Der Astronom Harald Bardenhagen leitet eine Sternwarte in der Eifel und setzt sich mit Leidenschaft für belastungsarme Beleuchtung ein.
Foto: Nikola Taćevski

Im Westen geht die Sonne unter und der Tag geht zu Ende. Kühle Dämmerung läutet die berühmte „blaue Stunde“ ein. Bald senkt sich schwarze Nacht über das Land. So weit, so bekannt. Noch vor 150 Jahren richtete der Mensch seinen Tagesablauf nach der Sonne, denn für sein Tagwerk brauchte er Licht. Im Jahr 1879 kündigte sich jedoch eine Revolution an: Thomas Edison entwickelte einen beständigen Glühfaden aus Bambuskohlefasern, der eine Brenndauer von gut 40 Stunden erreichte. Und so hielt bereits um 1890 die Glühlampe triumphierend Einzug in private Haushalte und Industriehallen. Seit dieser Zeit ist die Menschheit nicht mehr abhängig von der Uhrzeit, vom Tageslicht. Die Nacht, wie man sie bisher kannte, war Geschichte.

Phänomen Lichtverschmutzung

„Der moderne Mensch wächst in einer beleuchteten Nacht auf“, erläutert Harald Bardenhagen. Der Astronom (Jahrgang 1957) leitet eine Sternwarte in der Eifel1 und setzt sich mit Leidenschaft für belastungsarme Beleuchtung ein. „Grundsätzlich ist Licht ja etwas Positives. Das war schon immer so und das darf auch so sein. Doch künstliche Beleuchtung in der Nacht hat leider auch Schattenseiten.“ Der Begriff Lichtverschmutzung, abgeleitet vom englischen Ausdruck „Light Pollution“, bezeichnet unter anderem die Aufhellung des Nachthimmels durch menschengemachte Lichtquellen. Kunstlicht erschwert mitunter erheblich den Blick auf den Sternhimmel, weshalb es Astronomen wie Bardenhagen waren, die diesen Umstand erstmals schmerzlich erkannten. „Nach oben strahlendes Licht bricht sich an Staubteilchen, an Aerosolen und Luftmolekülen und wird von ihnen gestreut“, sagt der Forscher. Lichtsmog entsteht. Dabei hat direkt nach oben abstrahlendes Licht aus nicht adäquat eingerichteten Lichtquellen für uns Menschen überhaupt keinen Nutzen. Der Preis, den wir und alle Geschöpfe der Erde für die Aufhellung des Nachthimmels bezahlen, ist hoch und hat weitreichende ökologische Konsequenzen.

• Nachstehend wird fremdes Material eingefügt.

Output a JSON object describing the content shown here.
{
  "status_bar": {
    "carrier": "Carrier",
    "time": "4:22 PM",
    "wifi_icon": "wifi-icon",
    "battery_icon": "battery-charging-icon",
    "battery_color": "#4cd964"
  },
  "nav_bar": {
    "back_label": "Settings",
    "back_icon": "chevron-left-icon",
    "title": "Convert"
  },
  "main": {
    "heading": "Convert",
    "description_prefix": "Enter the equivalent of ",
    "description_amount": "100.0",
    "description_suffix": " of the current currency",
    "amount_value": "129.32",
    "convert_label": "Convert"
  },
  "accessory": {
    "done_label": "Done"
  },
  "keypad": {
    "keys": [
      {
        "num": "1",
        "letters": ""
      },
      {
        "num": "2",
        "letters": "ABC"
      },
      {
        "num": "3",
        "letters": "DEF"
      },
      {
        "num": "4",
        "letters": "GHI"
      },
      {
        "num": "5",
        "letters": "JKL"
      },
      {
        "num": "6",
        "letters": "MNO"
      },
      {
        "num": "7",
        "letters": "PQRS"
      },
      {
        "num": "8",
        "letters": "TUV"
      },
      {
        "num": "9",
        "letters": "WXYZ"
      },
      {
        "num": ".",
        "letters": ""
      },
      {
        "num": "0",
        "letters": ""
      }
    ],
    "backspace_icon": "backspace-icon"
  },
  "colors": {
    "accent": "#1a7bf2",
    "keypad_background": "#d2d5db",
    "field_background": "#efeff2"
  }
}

Dieses Foto der hell erleuchteten deutschen Großstadt Köln zeigt eindrucksvoll die Auswirkungen von Lichtverschmutzung.
Foto: Harald Bardenhagen

Auswirkungen auf Mensch, Tier und Pflanze

Das Leben auf der Erde hat sich in 3,7 Milliarden Jahren unter einem Rhythmus von Tageslicht und Dunkelheit entwickelt: Tagaktive Lebewesen, zu denen auch die Menschen gehören, benötigen die Nacht für Schlaf, Entspannung und Regeneration. Nachtaktive Geschöpfe hingegen gehen im Schutz der Dunkelheit auf Nahrungssuche oder nutzen sie – wie Glühwürmchen – für Partnersuche und Fortpflanzung. Pflanzen wiederum benötigen den Wechsel zwischen Hell und Dunkel für ihre Photosynthese.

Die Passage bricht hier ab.